Reflective Evaluation¶
Contributions to Text Categorization: The project made some contributions by demonstrating that simpler models can achieve, and in some cases, surpass benchmark accuracies set by more complex algorithms. This was evident in the performance of the MultinomialNB and the SVC models.
Transferability to Other Domains: The approach adopted in this project, primarily the use of simpler, more interpretable models, holds potential for application in other domain-specific areas where complex models might not be feasible or necessary. Its success with a diverse dataset like arXiv-10 suggests adaptability across various domains.
Replicability¶
Using Different Tools: The methodology employed is replicable using different programming languages, development environments, and libraries. The fundamental principles of text preprocessing, feature extraction, and model evaluation are not exclusive to Python or sklearn, making the approach adaptable.

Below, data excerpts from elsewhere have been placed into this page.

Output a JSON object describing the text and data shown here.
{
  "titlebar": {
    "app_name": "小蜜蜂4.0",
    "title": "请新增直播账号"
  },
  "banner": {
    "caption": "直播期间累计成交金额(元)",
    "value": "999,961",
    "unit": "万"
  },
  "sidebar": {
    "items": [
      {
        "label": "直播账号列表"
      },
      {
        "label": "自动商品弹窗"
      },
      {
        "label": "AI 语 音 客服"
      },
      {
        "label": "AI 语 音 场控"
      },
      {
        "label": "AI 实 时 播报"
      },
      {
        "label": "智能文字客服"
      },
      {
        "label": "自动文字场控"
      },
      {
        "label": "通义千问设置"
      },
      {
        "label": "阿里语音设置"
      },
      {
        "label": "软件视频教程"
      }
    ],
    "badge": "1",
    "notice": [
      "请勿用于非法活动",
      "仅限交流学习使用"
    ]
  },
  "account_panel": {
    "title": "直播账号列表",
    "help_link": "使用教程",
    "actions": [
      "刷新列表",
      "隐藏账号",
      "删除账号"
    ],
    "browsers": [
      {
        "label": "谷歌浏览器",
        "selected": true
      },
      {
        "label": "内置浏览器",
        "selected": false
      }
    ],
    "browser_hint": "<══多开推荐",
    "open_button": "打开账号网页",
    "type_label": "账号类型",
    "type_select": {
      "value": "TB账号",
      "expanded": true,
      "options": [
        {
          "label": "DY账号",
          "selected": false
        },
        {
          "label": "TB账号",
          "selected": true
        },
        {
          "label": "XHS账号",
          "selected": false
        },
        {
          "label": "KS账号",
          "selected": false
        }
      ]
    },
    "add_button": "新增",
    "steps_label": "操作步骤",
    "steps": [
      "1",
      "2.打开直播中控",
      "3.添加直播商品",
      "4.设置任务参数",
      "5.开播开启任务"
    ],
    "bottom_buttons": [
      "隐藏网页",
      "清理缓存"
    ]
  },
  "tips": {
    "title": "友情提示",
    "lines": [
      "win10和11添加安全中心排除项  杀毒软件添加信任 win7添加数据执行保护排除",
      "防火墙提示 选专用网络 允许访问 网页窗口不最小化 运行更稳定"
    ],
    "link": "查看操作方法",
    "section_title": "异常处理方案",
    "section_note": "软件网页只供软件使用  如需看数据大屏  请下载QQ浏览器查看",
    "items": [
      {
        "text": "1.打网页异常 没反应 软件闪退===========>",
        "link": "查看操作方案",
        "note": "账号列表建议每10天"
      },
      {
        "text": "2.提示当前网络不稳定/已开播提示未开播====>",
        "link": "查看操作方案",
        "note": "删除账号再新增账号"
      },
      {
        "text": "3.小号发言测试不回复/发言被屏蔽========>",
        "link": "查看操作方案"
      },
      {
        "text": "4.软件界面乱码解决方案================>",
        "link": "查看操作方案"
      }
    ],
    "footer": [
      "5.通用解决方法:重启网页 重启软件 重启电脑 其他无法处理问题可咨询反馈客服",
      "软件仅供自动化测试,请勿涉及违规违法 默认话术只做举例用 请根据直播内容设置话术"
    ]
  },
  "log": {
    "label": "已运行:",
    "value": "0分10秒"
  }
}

Alternatives in Algorithms and Libraries: While sklearn provided a simple platform for this study, other machine learning libraries like TensorFlow or PyTorch could offer different algorithms and techniques, potentially providing different results.
Alternative Approaches¶
Benefits: Using more advanced techniques, such as deep learning models, might provide higher accuracy and better handle complex features in the data.
Drawbacks: These advanced models often require more computational resources and time for training and tuning. They also tend to be less interpretable, which can be a significant drawback in academic settings where understanding model decisions is crucial.
In conclusion, the project effectively demonstrated the viability of simpler models in text categorization, offering insights into their potential application in other domains. While more complex models might offer slight improvements in accuracy, the trade-offs in terms of resources and interpretability must be carefully considered.